Adán Ramírez Serret
Abril 16, 2021
Una de las esencias del arte, y de la literatura por extensión, uno de sus móviles más profundos, es buscar la belleza y luego la necesidad de transmitirla. Es casi inherente a cualquier ser humano ver algo bello, un atardecer, una sonrisa, un árbol, y querer dárselo a alguien más, ya sea de manera directa, o en un dibujo, con música, algún movimiento del cuerpo o en palabras.
La forma en que esto se transmite es conocida como estética; así, el cuerpo humano ha sido admirado en diferentes versiones. La belleza no es la misma para todos. Para algunas personas, puede parecer bello el cielo azul; para otras, un atardecer deslumbrante; pero también un cielo plagado de nubes o una tormenta brutal pueden irradiar magia.
La humanidad ha descubierto que cuando representa a un cuerpo o a la naturaleza, muestra más bien lo que hay dentro de su mente. Esto es irónico: querer mostrar lo que se ve, y retratar aquello oscuro y claro que habita dentro de nosotros en sueños y en pesadillas.
La belleza en la literatura contemporánea radica precisamente en la ironía. En el hecho extraño de que un edificio que no está pensado para ser bello, termine siendo hermoso. Una fábrica abandonada, por ejemplo. Esto es muy divertido, pero también un tanto triste, melancólico.
Hablo de todo esto porque me parece que es el tono con el que está escrita la novela Los nombres de las constelaciones, de Daniel Espartaco Sánchez (Chihuahua, 1977).
Va aquí un ejemplo de lo que hablo: “Después de terminar los exámenes camino por la horrenda calzada de Tlalpan. Me gustan las naves industriales abandonadas, el tráfico en ambas direcciones, los convoyes naranjas del metro, los puestos de fritangas sobre las banquetas, los charcos de agua estancada con lejía y grasa, donde puedes ver los colores del arcoíris”.
Los nombres de las constelaciones está narrada en primera persona por Charlie, un adolescente y luego un joven que vive en una ciudad al norte de México. Muy al norte, está cerca de Estados Unidos, y él describe su entorno como un arrabal.

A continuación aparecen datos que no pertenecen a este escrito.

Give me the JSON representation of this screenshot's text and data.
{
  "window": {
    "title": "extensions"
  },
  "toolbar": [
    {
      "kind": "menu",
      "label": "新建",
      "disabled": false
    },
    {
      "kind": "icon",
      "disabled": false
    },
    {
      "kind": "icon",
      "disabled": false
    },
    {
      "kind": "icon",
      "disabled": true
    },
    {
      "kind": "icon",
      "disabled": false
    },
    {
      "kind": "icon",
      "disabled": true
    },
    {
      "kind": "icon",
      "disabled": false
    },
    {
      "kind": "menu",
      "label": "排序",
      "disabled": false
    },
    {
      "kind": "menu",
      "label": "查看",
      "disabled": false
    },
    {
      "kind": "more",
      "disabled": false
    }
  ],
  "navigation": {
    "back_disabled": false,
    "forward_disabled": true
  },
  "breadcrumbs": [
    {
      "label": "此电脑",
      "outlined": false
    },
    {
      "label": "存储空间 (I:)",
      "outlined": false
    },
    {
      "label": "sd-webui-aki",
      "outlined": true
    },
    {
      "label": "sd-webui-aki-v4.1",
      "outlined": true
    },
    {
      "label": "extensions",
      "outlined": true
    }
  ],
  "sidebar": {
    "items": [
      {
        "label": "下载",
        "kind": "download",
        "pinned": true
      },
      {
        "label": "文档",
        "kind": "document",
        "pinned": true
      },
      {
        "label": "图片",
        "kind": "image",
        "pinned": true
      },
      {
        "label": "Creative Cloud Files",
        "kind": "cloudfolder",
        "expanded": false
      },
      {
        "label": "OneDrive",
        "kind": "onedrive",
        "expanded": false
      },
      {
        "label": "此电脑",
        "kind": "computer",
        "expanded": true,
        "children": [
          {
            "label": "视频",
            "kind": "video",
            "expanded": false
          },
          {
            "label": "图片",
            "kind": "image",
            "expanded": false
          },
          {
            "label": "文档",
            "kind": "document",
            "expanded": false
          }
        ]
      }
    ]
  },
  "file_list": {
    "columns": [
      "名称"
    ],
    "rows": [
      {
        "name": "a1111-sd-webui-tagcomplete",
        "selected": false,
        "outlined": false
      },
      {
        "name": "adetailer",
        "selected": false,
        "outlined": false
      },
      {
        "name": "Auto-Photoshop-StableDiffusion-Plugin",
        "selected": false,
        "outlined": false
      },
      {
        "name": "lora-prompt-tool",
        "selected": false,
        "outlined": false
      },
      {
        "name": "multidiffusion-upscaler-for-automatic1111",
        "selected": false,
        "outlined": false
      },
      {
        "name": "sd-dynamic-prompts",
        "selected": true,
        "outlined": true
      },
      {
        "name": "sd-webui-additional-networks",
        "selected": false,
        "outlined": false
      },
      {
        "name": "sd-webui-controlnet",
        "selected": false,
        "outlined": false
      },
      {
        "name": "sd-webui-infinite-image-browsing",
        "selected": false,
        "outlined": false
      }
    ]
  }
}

Se trata de un joven bastante introspectivo, quien se siente muy distanciado del mundo, al grado que en lugar de ir a la escuela, decide fingir hacerlo e irse a caminar por el desierto. Recuerda un poco al personaje Travis, de la película Paris, Texas, de Win Wenders. Sólo que el personaje de la novela no perdió la conciencia por una pena de amor, sino simplemente porque no soporta a sus profesores y compañeros.
Así que decide caminar durante las horas que debería estar en clases bajo el sol del desierto. Perderse y achicharrarse en el de-sierto en lugar de estar en un aula.
Estas caminatas lo distancian aún más del mundo y terminan por llevarlo años más tarde, a trabajar en una farmacia, en un restaurante o en un estudio fotográfico. Hasta que en algún momento, ahora sí por un despecho amoroso, decide irse a vivir a la Ciudad de México.
Cae en una soledad aún más profunda, pero descubre, de manera irónica, que puede ser feliz así. Trabaja en un Wallmart, pero comienza a vivir otra vida, una interna, melancólica y hermosa, en la cual se va convirtiendo en escritor. Pule un relato que escribió en papel fotográfico de la marca Fujifilm.
Comienza a estudiar la preparatoria abierta, y leyendo en soledad, descubre también de manera irónica, que estudiar tampoco está tan mal. El conocimiento no habita las aulas de las escuelas, sino las horas largas de los solitarios.
Los nombres de las constelaciones es una novela melancólica que retrata el triste y hermoso mundo interior de una persona en formación. El retrato de un artista adolescente.
Daniel Espartaco Sánchez, Los nombres de las constelaciones, Ciudad de México, Dharma Books, 2021. 131 páginas.